Can someone reverse their genetic predisposition to alcoholism, or do they just have to avoid drinking as a whole?

Do you guys feel like if we were not in America the ages for alcohol consumption would change?

What has your experience with alcohol and addiction taught you about the disease of alcoholism as a whole?

Promoting and Protecting Mental Health as Flourishing

I never imagined that the fix (or the helpful solution) to mental illnesses could be as easy as a new approach of supporting the idea of flourishing.  Reading that “the prevalence of flourishing is barely 20% in the adult population” (Keyes 2007)  blew my mind. Even though I have had an avid interest in the pharma feild messing up the American society, I had no idea the statistic was that high. Now, I understand that on top of the lies that pharma is feeding into the American mind, our nation is also avoiding this seemingly simple approach to a happier, healthier public.
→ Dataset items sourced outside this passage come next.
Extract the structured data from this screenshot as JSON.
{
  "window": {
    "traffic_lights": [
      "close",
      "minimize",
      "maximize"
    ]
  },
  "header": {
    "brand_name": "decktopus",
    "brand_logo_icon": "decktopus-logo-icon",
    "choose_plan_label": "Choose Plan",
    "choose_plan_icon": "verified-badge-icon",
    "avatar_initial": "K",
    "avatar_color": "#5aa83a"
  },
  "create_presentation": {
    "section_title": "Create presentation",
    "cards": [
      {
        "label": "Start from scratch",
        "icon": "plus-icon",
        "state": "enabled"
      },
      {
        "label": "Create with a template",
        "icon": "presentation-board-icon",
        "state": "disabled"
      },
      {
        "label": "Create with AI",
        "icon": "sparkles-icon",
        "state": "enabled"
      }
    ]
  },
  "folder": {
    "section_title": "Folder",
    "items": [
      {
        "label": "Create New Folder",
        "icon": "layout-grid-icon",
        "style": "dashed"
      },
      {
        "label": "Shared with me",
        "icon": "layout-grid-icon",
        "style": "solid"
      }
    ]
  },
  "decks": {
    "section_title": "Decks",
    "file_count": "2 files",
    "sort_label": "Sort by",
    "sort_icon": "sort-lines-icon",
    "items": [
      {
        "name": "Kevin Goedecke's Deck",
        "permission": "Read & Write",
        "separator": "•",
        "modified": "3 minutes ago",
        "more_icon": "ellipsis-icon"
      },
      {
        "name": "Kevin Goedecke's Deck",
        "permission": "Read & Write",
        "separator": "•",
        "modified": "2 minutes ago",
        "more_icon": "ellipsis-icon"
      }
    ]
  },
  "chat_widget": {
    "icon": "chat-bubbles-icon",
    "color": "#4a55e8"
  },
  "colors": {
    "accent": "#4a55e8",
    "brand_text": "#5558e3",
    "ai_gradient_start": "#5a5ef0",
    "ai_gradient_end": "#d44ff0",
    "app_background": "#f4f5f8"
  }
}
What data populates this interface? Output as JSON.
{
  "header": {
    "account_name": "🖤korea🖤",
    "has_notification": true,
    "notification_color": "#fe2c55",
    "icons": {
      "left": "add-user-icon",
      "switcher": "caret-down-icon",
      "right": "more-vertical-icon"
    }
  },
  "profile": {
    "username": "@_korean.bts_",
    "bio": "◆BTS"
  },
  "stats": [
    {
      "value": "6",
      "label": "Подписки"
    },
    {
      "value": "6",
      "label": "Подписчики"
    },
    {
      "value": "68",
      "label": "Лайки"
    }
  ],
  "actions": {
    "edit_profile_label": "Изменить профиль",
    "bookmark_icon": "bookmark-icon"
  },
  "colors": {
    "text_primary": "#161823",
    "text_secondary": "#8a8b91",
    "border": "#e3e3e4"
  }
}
  • This article intrigued me personally due to a seemingly mentally healthy friend that I had in high school. He was always a very high achieving person, and even achieved his dream of making it to West Point Military academy in New York, but still his 20 yr. old self suffered from a major depressive episode, where he ended up taking his own life. When Keyes talked about America sobering up to mental illness and finally promoting a fix, it hit home to me as I felt sobered by this particular instance in my life.
  • It surprised me that approaches to mental health were rooted as early as philosophers such as Aristotle roamed the earth, yet we have not yet adapted to the proper model of treatment. It made me cringe thinking that 1. 10% of our nation’s GDP was spent on healthcare,  but even more so when 2. Lower income people are expected to pay at the same rates for healthcare. I figured that chronic physical conditions would increase as mental health declined due to my holistic perception of the human body, but the statistics in that category were a bit to large for my comfort.
  • Do you think anyone can flourish without being high achieving (i.e. housewives)?
  • Why do you all think that Black people are mentally healthier than white people considering their socioeconomic inequality?